Paltrow has tried to be true to this with films such as Sylvia, which she thinks is her best work. As the face of Estée Lauder, she has also peddled a fantasy version of womanhood. I don't understand, I tell her, why an actor as successful as she is would bother with a dappy advertising campaign.

"I'll tell you why," she says. "I basically stopped making money from acting in 2002. All the things I've done since then have been things I've really wanted to do, and I have not made money from them." The Estée Lauder gig pays for her art just as Calvin Klein, she says, pays for Scarlett Johansson to work with Woody Allen, "and never have to do a movie where they put her in a bikini and give her a gun". Oh, give me a break. Didn't she save any money from all that work she did in her 20s? "Good question." She laughs. "I spent it on shoes. No. Well, I had saved money, but I bought a house, and I never made Julia Roberts kind of money. I made really great money, but not the kind of money ..."

She won't tell me the most she's ever been paid for a role. I say I read somewhere it was $2m. She looks mildly perturbed. Is that offensively low? "No, not at all," she says vaguely. "That's what you read? Well, it's more than that. But..."

Paltrow intends to stay in Britain for the long term. "My husband's work is here." I wonder if she drinks more when she's in the UK than she does in the US. From the corner, the PR blurts out, "I do." Paltrow looks bemused. "I'm not really a drinker. Like the last time I got drunk was on holiday in Spain three years ago."

Wow. That's a long time sober. What's that about? "I think it's gross. I really don't like drunk women; I think it is such a bad look. I think it's very inappropriate and I don't like it."

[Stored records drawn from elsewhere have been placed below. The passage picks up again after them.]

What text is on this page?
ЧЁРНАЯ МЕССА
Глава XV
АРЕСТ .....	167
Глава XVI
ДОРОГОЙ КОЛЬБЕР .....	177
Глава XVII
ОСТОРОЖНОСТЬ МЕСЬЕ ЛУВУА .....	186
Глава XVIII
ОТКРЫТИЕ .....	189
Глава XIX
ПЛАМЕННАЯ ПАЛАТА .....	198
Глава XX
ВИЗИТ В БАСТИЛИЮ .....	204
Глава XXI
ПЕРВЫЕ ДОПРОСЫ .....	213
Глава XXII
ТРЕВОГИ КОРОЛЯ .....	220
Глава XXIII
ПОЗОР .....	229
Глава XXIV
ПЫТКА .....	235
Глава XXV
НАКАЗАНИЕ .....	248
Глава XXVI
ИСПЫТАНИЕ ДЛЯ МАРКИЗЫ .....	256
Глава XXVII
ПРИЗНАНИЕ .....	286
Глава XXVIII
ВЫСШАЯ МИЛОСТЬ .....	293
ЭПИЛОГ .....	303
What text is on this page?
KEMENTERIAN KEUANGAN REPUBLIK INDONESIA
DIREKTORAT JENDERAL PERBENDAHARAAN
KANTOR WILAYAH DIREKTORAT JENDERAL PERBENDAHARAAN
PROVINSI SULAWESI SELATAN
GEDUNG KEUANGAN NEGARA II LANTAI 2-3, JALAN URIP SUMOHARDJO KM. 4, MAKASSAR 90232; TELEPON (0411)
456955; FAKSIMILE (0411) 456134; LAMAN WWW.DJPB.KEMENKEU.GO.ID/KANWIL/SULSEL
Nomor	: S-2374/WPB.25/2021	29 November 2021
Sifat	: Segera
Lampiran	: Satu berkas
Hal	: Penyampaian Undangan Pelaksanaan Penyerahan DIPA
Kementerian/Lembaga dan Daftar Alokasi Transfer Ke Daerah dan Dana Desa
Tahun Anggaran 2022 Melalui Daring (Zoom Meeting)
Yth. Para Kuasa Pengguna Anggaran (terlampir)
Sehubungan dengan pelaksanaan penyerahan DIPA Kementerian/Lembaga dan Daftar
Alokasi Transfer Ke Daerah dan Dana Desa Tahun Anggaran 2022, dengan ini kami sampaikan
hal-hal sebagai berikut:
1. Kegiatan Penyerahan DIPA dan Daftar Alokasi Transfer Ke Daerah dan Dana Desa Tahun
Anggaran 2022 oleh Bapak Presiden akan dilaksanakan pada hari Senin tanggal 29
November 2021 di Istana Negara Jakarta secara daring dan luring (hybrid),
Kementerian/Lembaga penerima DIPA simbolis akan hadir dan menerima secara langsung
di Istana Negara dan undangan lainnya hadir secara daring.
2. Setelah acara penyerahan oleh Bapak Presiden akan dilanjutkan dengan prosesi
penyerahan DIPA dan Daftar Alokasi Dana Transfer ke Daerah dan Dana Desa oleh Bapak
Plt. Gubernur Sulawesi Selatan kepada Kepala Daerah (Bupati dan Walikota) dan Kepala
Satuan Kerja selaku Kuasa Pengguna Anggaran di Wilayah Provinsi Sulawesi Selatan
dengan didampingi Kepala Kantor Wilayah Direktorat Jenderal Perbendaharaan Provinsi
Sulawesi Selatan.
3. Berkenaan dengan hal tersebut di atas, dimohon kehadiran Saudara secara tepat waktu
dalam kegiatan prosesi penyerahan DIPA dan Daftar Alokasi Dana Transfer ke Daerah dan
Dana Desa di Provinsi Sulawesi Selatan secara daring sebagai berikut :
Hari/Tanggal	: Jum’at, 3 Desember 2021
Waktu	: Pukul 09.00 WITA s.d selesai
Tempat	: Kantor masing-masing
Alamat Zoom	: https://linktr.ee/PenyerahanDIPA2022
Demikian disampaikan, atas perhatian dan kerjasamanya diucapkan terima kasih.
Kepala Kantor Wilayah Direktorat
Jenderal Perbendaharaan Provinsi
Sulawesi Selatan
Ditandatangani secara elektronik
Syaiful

Doesn't she feel boring at parties? "No. I think they're the idiot people and I'm the normal person. But I don't really go to parties where ... I don't really have drunk friends. My friends are kind of adult; they have a drink. But they hold their liquor. I think it's incredibly embarrassing when people are drunk. It just looks so ridiculous. I find it very degrading. I think, ooh, you're really degrading yourself right now, to be this pissed out in public." She looks startled by the strength of her own reaction and, recovering, smiles blamelessly and sweeps out of the room.